Nous regardons, puis nous quittons l’application pour répondre à un e-mail sur les prévisions trimestrielles. L’horreur ne nous atteint plus. Elle ne peut plus nous atteindre. L’écran est conçu pour l’empêcher de nous affecter. La vidéo suivante montre un chien sur un skateboard, une autre les restes d’un enfant extraits des décombres d’un immeuble effondré, et la suivante une recette de pâtes au beurre noisette. Le fil d’actualité ne fait pas le distinguo entre ces images, car l’instrument n’a rien d’éthique, c’est une machine à capter l’attention, et l’attention, une fois captée, diffère radicalement de la conscience. Ceux qui ont conçu cette machine le savaient, comme ceux qui s’en servent pour gouverner. Voilà où nous en sommes.
Nous nous sommes raconté des histoires, longtemps, sur ce que nous aurions pu être et faire. Si nous avions vécu en Allemagne en 1938, nous aurions caché quelqu’un dans le grenier. Si nous avions vécu dans le Mississippi en 1955, nous aurions manifesté.
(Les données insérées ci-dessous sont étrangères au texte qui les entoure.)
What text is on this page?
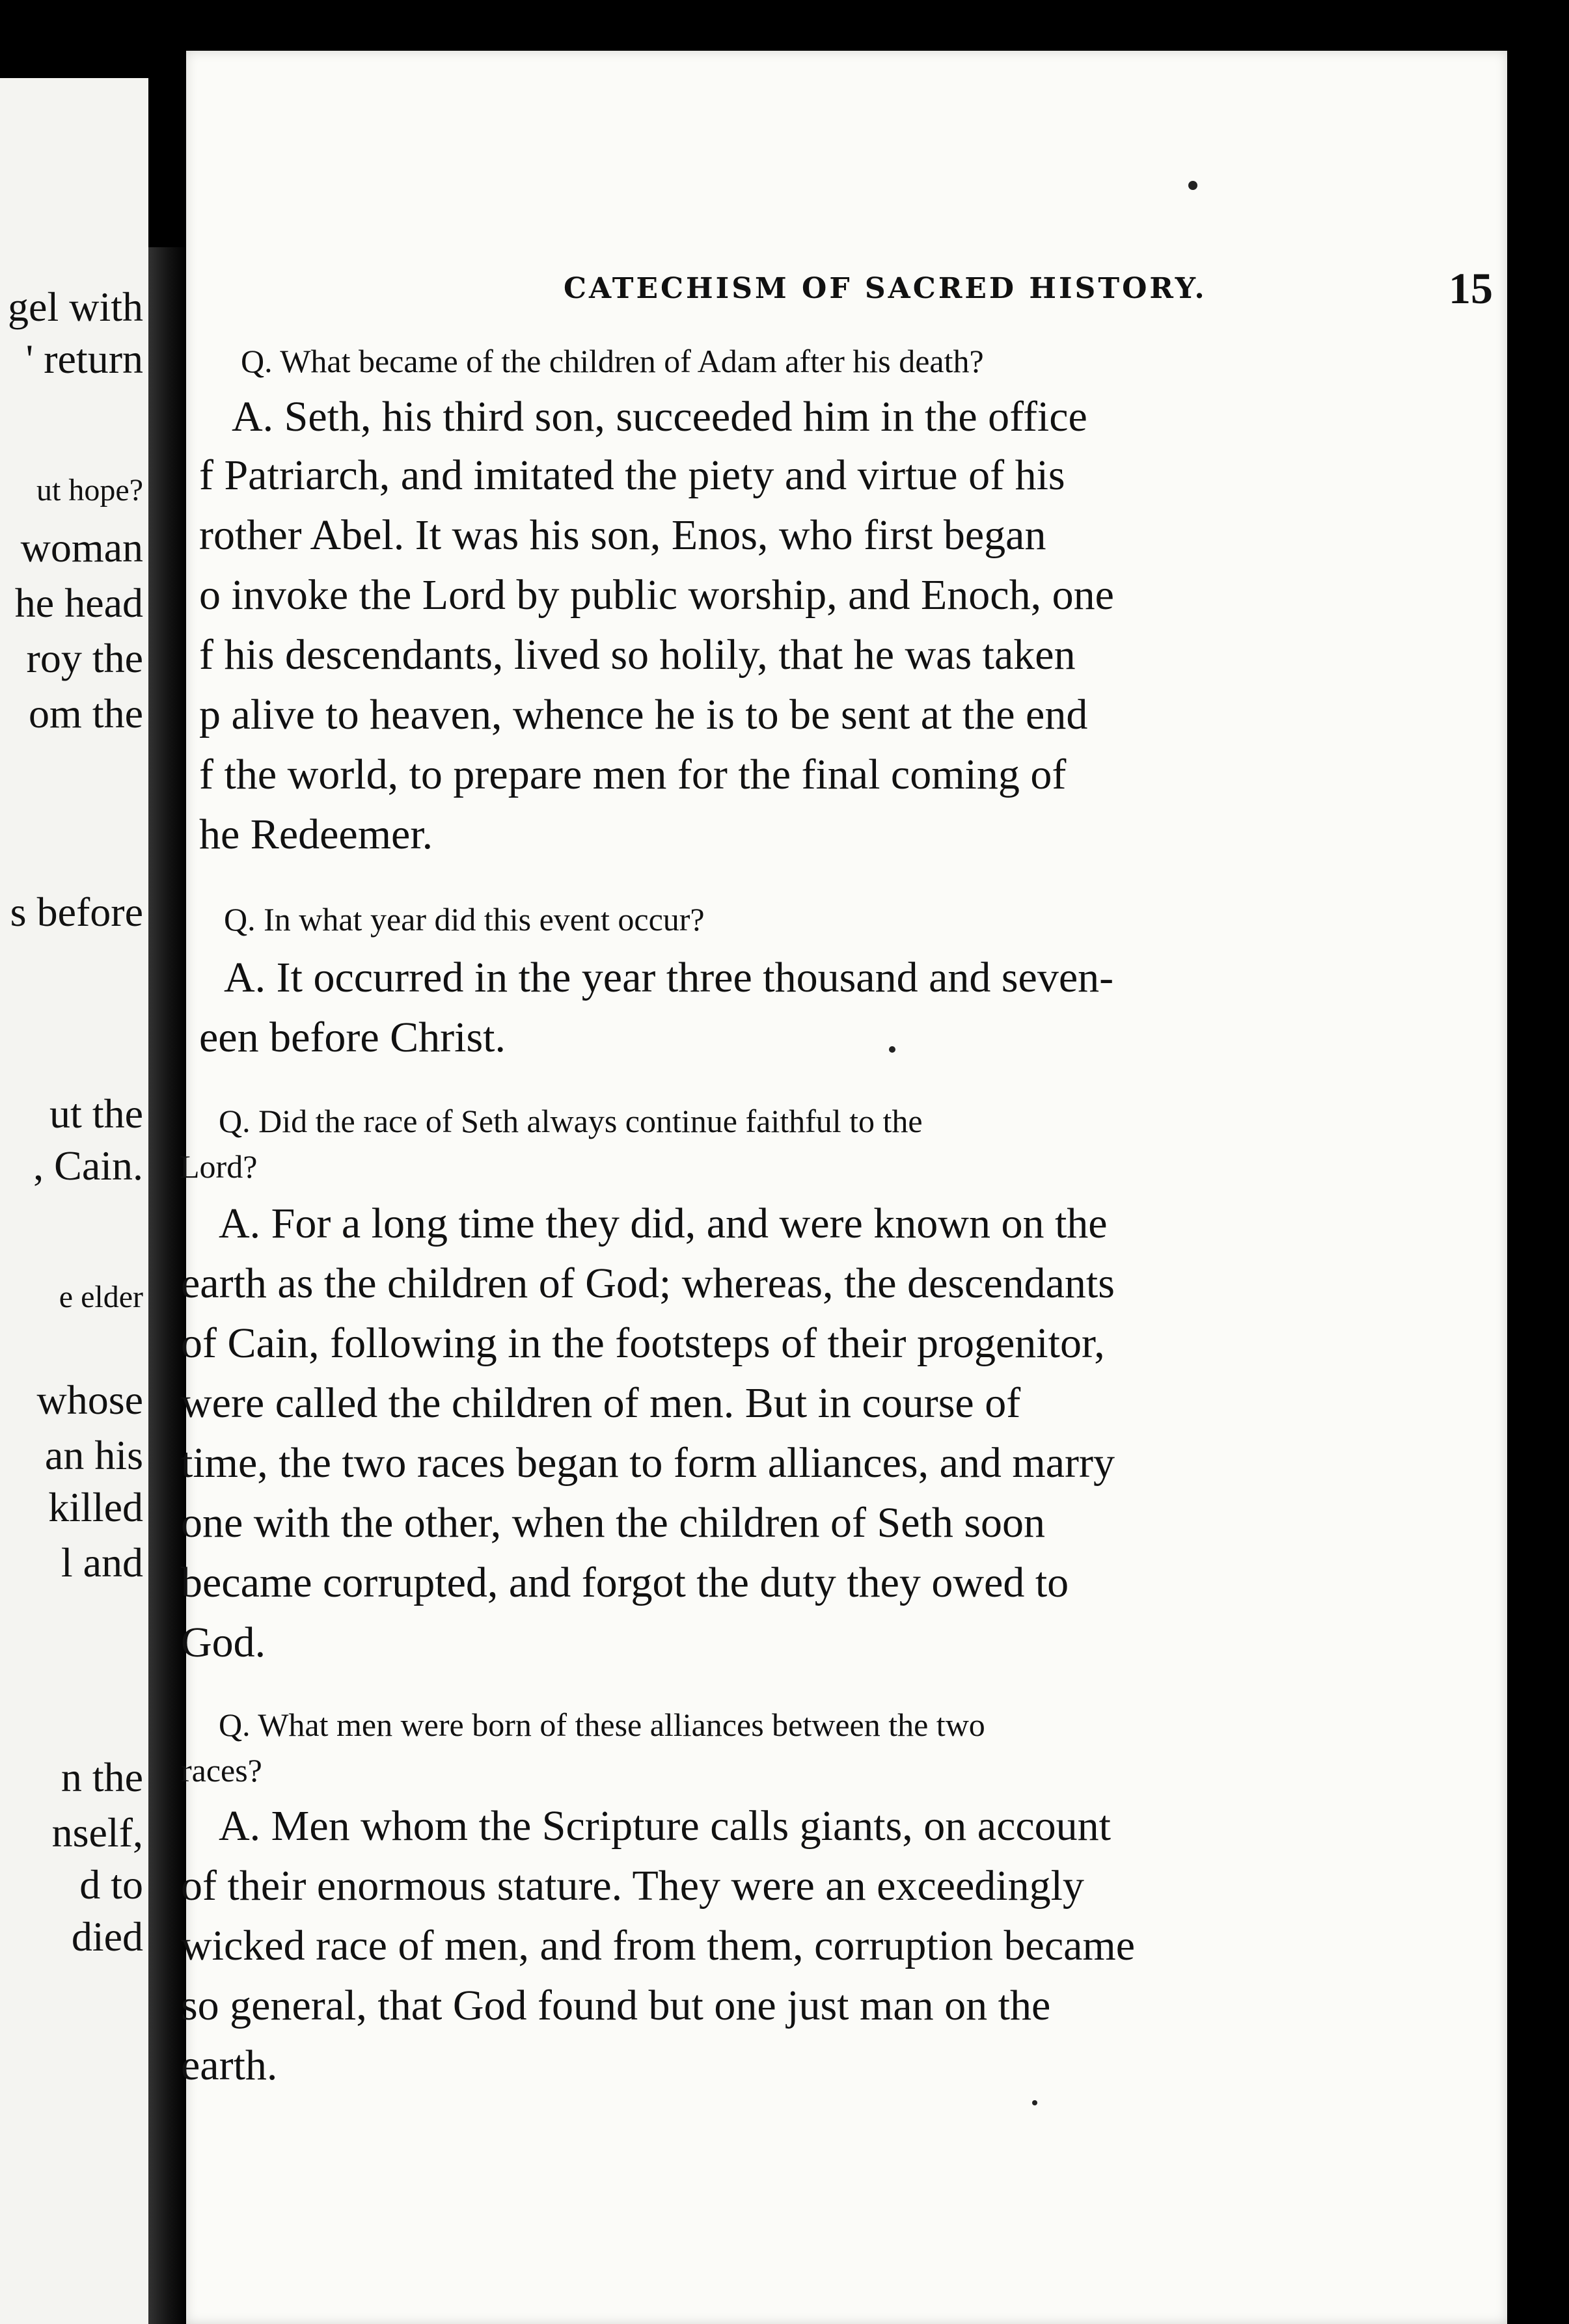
gel with
' return
ut hope?
woman
he head
roy the
om the
s before
ut the
, Cain.
e elder
whose
an his
killed
l and
n the
nself,
d to
died
CATECHISM OF SACRED HISTORY.	15
Q. What became of the children of Adam after his death?
A. Seth, his third son, succeeded him in the office
f Patriarch, and imitated the piety and virtue of his
rother Abel. It was his son, Enos, who first began
o invoke the Lord by public worship, and Enoch, one
f his descendants, lived so holily, that he was taken
p alive to heaven, whence he is to be sent at the end
f the world, to prepare men for the final coming of
he Redeemer.
Q. In what year did this event occur?
A. It occurred in the year three thousand and seven-
een before Christ.
Q. Did the race of Seth always continue faithful to the
Lord?
A. For a long time they did, and were known on the
earth as the children of God; whereas, the descendants
of Cain, following in the footsteps of their progenitor,
were called the children of men. But in course of
time, the two races began to form alliances, and marry
one with the other, when the children of Seth soon
became corrupted, and forgot the duty they owed to
God.
Q. What men were born of these alliances between the two
races?
A. Men whom the Scripture calls giants, on account
of their enormous stature. They were an exceedingly
wicked race of men, and from them, corruption became
so general, that God found but one just man on the
earth.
Et si nous avions vécu au Rwanda en 1994 ? Aurions-nous pris la parole ? Agi ?
Nous n’avons plus besoin de nous poser de questions. Nous savons. Nous vivons l’un des plus grands crimes de l’histoire de l’humanité, avec plus d’informations que n’importe quelle génération précédente n’en a jamais eues sur aucun crime antérieur, et pourtant, nous n’agissons pas. L’histoire de ce que nous aurions pu être n’est qu’un mensonge. Depuis toujours. Le confort est un narcotique plus puissant que la conscience. Nous découvrons que ce n’était qu’une épreuve, et notre espèce est en train de la rater. L’échec est enregistré en haute définition pour que les générations futures aient l’occasion de l’étudier.
Ce que cette épreuve nous montre enfin, c’est pourquoi, au cours de tous ces interminables siècles de combats humains, nous n’avons jamais réussi à nous délester de l’oligarchie. Non pas que les oligarques soient si puissants — ils ne le sont pas. Ce sont des hommes vaniteux et lâches qui ne tiendraient pas une semaine sans la mécanique du consentement que nous activons chaque matin en nous réveillant et en allant vaquer à nos occupations. Nous ne nous en sommes jamais débarrassés parce que cela nous obligerait à devenir, ne serait-ce qu’un instant, ceux que nous prétendons être. Et nous préférons voir une ville réduite en poussière plutôt que de découvrir dans le miroir que nous ne sommes pas et n’avons jamais été ces hommes et ces femmes idéaux.
Je ne déroge pas à la règle. Je partage cette réalité. J’en fais partie. J’écris ces phrases, je vais les publier, puis je vais partir faire quelque chose de futile, car l’alternative — m’arrêter, vraiment, et refuser de participer à un monde qui tolère l’intolérable — est un acte dont je suis incapable, comme presque tout le monde d’ailleurs.
L’empire est en train de crever en public, entraînant un peuple dans la tombe, et les hommes aux commandes sont bien du style à se retrouver dans le carnet d’adresses d’un pédophile. Les institutions censées les en empêcher ne sont que des leurres. Et nous autres, les huit milliards, sommes là, à regarder les flammes dévorer notre monde et à le filmer avec nos téléphones.
C’est la chose la plus immonde qu’il m’ait été donné de voir.
Et en fait, le plus choquant ne vient pas de ceux qui commettent ces actes.
Le plus révoltant, c’est la paralysie de tous ceux qui regardent.